よし、懐中電灯に命中。それはもう役目を失った。

外は暗い。明かりなしなら逃げ切れる可能性が高くなった。

倒れかけた男は青年だった。私に何かを言いかけていたが、逃げる事に夢中な私に声が届くはずもなく、私は部屋を出ようとした。

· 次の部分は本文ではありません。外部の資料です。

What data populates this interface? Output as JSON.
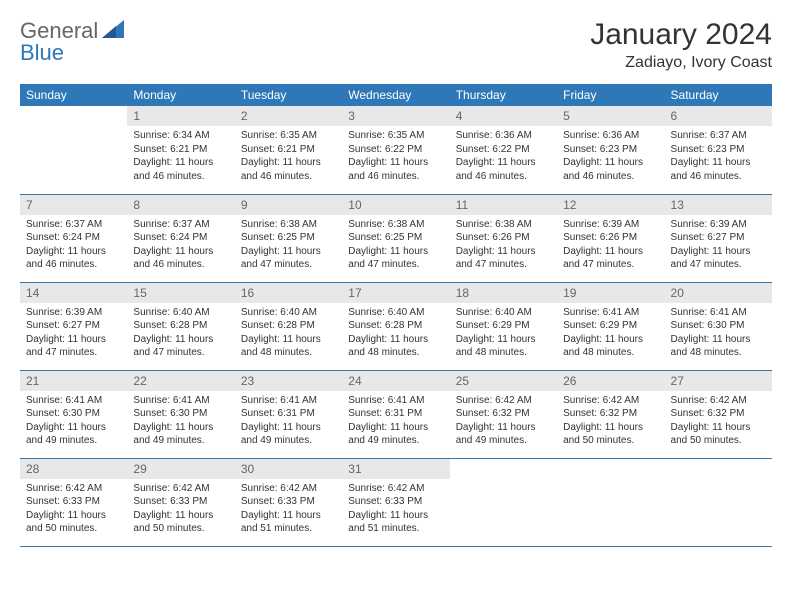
{
  "brand": {
    "part1": "General",
    "part2": "Blue"
  },
  "month_title": "January 2024",
  "location": "Zadiayo, Ivory Coast",
  "colors": {
    "header_bg": "#2f78b8",
    "header_text": "#ffffff",
    "daynum_bg": "#e8e8e8",
    "daynum_text": "#666666",
    "rule": "#2f78b8",
    "body_text": "#333333"
  },
  "weekdays": [
    "Sunday",
    "Monday",
    "Tuesday",
    "Wednesday",
    "Thursday",
    "Friday",
    "Saturday"
  ],
  "weeks": [
    [
      null,
      {
        "n": "1",
        "sr": "Sunrise: 6:34 AM",
        "ss": "Sunset: 6:21 PM",
        "dl": "Daylight: 11 hours and 46 minutes."
      },
      {
        "n": "2",
        "sr": "Sunrise: 6:35 AM",
        "ss": "Sunset: 6:21 PM",
        "dl": "Daylight: 11 hours and 46 minutes."
      },
      {
        "n": "3",
        "sr": "Sunrise: 6:35 AM",
        "ss": "Sunset: 6:22 PM",
        "dl": "Daylight: 11 hours and 46 minutes."
      },
      {
        "n": "4",
        "sr": "Sunrise: 6:36 AM",
        "ss": "Sunset: 6:22 PM",
        "dl": "Daylight: 11 hours and 46 minutes."
      },
      {
        "n": "5",
        "sr": "Sunrise: 6:36 AM",
        "ss": "Sunset: 6:23 PM",
        "dl": "Daylight: 11 hours and 46 minutes."
      },
      {
        "n": "6",
        "sr": "Sunrise: 6:37 AM",
        "ss": "Sunset: 6:23 PM",
        "dl": "Daylight: 11 hours and 46 minutes."
      }
    ],
    [
      {
        "n": "7",
        "sr": "Sunrise: 6:37 AM",
        "ss": "Sunset: 6:24 PM",
        "dl": "Daylight: 11 hours and 46 minutes."
      },
      {
        "n": "8",
        "sr": "Sunrise: 6:37 AM",
        "ss": "Sunset: 6:24 PM",
        "dl": "Daylight: 11 hours and 46 minutes."
      },
      {
        "n": "9",
        "sr": "Sunrise: 6:38 AM",
        "ss": "Sunset: 6:25 PM",
        "dl": "Daylight: 11 hours and 47 minutes."
      },
      {
        "n": "10",
        "sr": "Sunrise: 6:38 AM",
        "ss": "Sunset: 6:25 PM",
        "dl": "Daylight: 11 hours and 47 minutes."
      },
      {
        "n": "11",
        "sr": "Sunrise: 6:38 AM",
        "ss": "Sunset: 6:26 PM",
        "dl": "Daylight: 11 hours and 47 minutes."
      },
      {
        "n": "12",
        "sr": "Sunrise: 6:39 AM",
        "ss": "Sunset: 6:26 PM",
        "dl": "Daylight: 11 hours and 47 minutes."
      },
      {
        "n": "13",
        "sr": "Sunrise: 6:39 AM",
        "ss": "Sunset: 6:27 PM",
        "dl": "Daylight: 11 hours and 47 minutes."
      }
    ],
    [
      {
        "n": "14",
        "sr": "Sunrise: 6:39 AM",
        "ss": "Sunset: 6:27 PM",
        "dl": "Daylight: 11 hours and 47 minutes."
      },
      {
        "n": "15",
        "sr": "Sunrise: 6:40 AM",
        "ss": "Sunset: 6:28 PM",
        "dl": "Daylight: 11 hours and 47 minutes."
      },
      {
        "n": "16",
        "sr": "Sunrise: 6:40 AM",
        "ss": "Sunset: 6:28 PM",
        "dl": "Daylight: 11 hours and 48 minutes."
      },
      {
        "n": "17",
        "sr": "Sunrise: 6:40 AM",
        "ss": "Sunset: 6:28 PM",
        "dl": "Daylight: 11 hours and 48 minutes."
      },
      {
        "n": "18",
        "sr": "Sunrise: 6:40 AM",
        "ss": "Sunset: 6:29 PM",
        "dl": "Daylight: 11 hours and 48 minutes."
      },
      {
        "n": "19",
        "sr": "Sunrise: 6:41 AM",
        "ss": "Sunset: 6:29 PM",
        "dl": "Daylight: 11 hours and 48 minutes."
      },
      {
        "n": "20",
        "sr": "Sunrise: 6:41 AM",
        "ss": "Sunset: 6:30 PM",
        "dl": "Daylight: 11 hours and 48 minutes."
      }
    ],
    [
      {
        "n": "21",
        "sr": "Sunrise: 6:41 AM",
        "ss": "Sunset: 6:30 PM",
        "dl": "Daylight: 11 hours and 49 minutes."
      },
      {
        "n": "22",
        "sr": "Sunrise: 6:41 AM",
        "ss": "Sunset: 6:30 PM",
        "dl": "Daylight: 11 hours and 49 minutes."
      },
      {
        "n": "23",
        "sr": "Sunrise: 6:41 AM",
        "ss": "Sunset: 6:31 PM",
        "dl": "Daylight: 11 hours and 49 minutes."
      },
      {
        "n": "24",
        "sr": "Sunrise: 6:41 AM",
        "ss": "Sunset: 6:31 PM",
        "dl": "Daylight: 11 hours and 49 minutes."
      },
      {
        "n": "25",
        "sr": "Sunrise: 6:42 AM",
        "ss": "Sunset: 6:32 PM",
        "dl": "Daylight: 11 hours and 49 minutes."
      },
      {
        "n": "26",
        "sr": "Sunrise: 6:42 AM",
        "ss": "Sunset: 6:32 PM",
        "dl": "Daylight: 11 hours and 50 minutes."
      },
      {
        "n": "27",
        "sr": "Sunrise: 6:42 AM",
        "ss": "Sunset: 6:32 PM",
        "dl": "Daylight: 11 hours and 50 minutes."
      }
    ],
    [
      {
        "n": "28",
        "sr": "Sunrise: 6:42 AM",
        "ss": "Sunset: 6:33 PM",
        "dl": "Daylight: 11 hours and 50 minutes."
      },
      {
        "n": "29",
        "sr": "Sunrise: 6:42 AM",
        "ss": "Sunset: 6:33 PM",
        "dl": "Daylight: 11 hours and 50 minutes."
      },
      {
        "n": "30",
        "sr": "Sunrise: 6:42 AM",
        "ss": "Sunset: 6:33 PM",
        "dl": "Daylight: 11 hours and 51 minutes."
      },
      {
        "n": "31",
        "sr": "Sunrise: 6:42 AM",
        "ss": "Sunset: 6:33 PM",
        "dl": "Daylight: 11 hours and 51 minutes."
      },
      null,
      null,
      null
    ]
  ]
}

しかし、部屋を出た時に…見つかった…。黒のベンツが数台…ライトを当てられた。

車のライト…久しぶりに見た光だった。そして機械の熱だから嫌な暖かさを感じる。それが逆にーー暖かくて寒気がした。

もう待ってはくれなかった。その場で強制拉致。

手足の自由を奪われ、車の中に連れ込まれた。

隣には、さっきの青年。同じく手足を縄で縛られている。

「お嬢ちゃん、残念だったな。せっかくそいつは君を助けに行ったと言うのに…自ら逃げ道を詰んじまうとは」

…え? ど…どうゆう意味? 私を…助けに…?

「そいつは新人でね、騙されてこの職に就いたんだよ。犯罪はしたくないと言ったところかな?まぁ、そいつがいないのに気付いて、まさかと思ってここに来てみたら案の定さ」

あ…言葉が見つからない…。おそらく組織を裏切ったこの青年も、ただては済まされないだろう。申し訳ない事をした。

ーー君のライトを壊してしまった。

私は…この青年の未来…光を壊してしまったのだ。

ーーそれが過ちだと、すぐに理解した。

でももう遅い。彼にとっても…私にとっても。
かくれんぼしてた私を探しに来てくれていたのに。

これから私はどこに連れていかれるんだろう?

一つ、はっきりと言える事は…この部屋からーー出れたら最後、もう戻れやしない。